|
Creditors are now monitoring consumers' credit reports looking for late payments and problems on your other accounts, according to Steve Rhode, president of Myvesta.org, a nonprofit financial management organization. "When you're late on one account, it sends a signal to your other creditors that you've become a bigger risk," he said in a prepared statement to the press, "so they jack up the interest rates on your cards even if you've never been late with them."
The cost of one late payment can be extremely large when you add in the penalty interest rates. If you have one credit card with a $2,500 balance at a regular 14 percent interest rate, and you only make the minimum 2.5 percent monthly payment, it would take you almost 16 years to pay off the balance and cost you an additional $1,980 in interest. If you take the same balance and monthly payment, but use a penalty interest rate of 28 percent, it would take 101 years to pay off the balance and cost an additional $30,165 in interest.
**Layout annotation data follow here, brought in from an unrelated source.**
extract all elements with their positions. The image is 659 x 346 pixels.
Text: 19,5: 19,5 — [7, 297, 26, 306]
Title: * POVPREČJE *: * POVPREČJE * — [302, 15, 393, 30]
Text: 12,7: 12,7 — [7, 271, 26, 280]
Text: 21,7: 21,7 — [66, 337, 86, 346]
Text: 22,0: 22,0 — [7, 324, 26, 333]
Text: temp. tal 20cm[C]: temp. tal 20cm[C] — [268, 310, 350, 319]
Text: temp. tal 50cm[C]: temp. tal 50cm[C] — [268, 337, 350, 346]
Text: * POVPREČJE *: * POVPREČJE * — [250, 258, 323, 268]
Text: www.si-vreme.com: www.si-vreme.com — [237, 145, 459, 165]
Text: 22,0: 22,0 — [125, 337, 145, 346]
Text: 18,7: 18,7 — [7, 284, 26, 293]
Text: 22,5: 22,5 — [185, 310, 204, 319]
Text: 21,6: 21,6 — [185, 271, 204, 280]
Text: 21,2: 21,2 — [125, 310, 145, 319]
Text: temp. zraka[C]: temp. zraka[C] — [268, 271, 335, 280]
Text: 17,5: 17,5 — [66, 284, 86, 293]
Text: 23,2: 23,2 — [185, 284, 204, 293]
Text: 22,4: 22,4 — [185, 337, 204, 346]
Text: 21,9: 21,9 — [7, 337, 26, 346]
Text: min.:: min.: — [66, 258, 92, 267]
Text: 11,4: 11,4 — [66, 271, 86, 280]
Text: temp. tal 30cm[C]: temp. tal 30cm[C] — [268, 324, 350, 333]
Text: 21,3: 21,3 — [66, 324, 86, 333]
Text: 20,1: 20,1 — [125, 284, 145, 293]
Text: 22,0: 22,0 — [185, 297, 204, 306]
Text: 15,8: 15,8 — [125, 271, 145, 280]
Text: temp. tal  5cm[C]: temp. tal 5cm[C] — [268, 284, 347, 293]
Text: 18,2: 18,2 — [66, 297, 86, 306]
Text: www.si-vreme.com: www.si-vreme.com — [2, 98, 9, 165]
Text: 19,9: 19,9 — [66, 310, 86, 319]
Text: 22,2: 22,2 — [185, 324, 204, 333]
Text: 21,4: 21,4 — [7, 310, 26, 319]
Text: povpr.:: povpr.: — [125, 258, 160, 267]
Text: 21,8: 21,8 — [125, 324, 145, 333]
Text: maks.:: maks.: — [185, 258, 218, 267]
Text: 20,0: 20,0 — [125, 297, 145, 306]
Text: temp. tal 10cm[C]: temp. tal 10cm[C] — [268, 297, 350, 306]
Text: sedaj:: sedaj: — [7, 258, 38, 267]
Just one late payment means a lot more than just a $39 late fee or amark on your credit report, according to Rhode. "When you add in the extra costs from the inflated interest rates, that late payment can cost thousands of dollars and could prevent you from ever paying off that debt."
Creditors to monitor their customers credit reports. Technological gains made over the past few years have made it easier and inexpensive for creditors to monitor customers' credit reports."Creditors can automatically scan your credit report every month or even every day if they want," said Rhode. "They know the status of your payments to your other creditors almost the instant you slip up."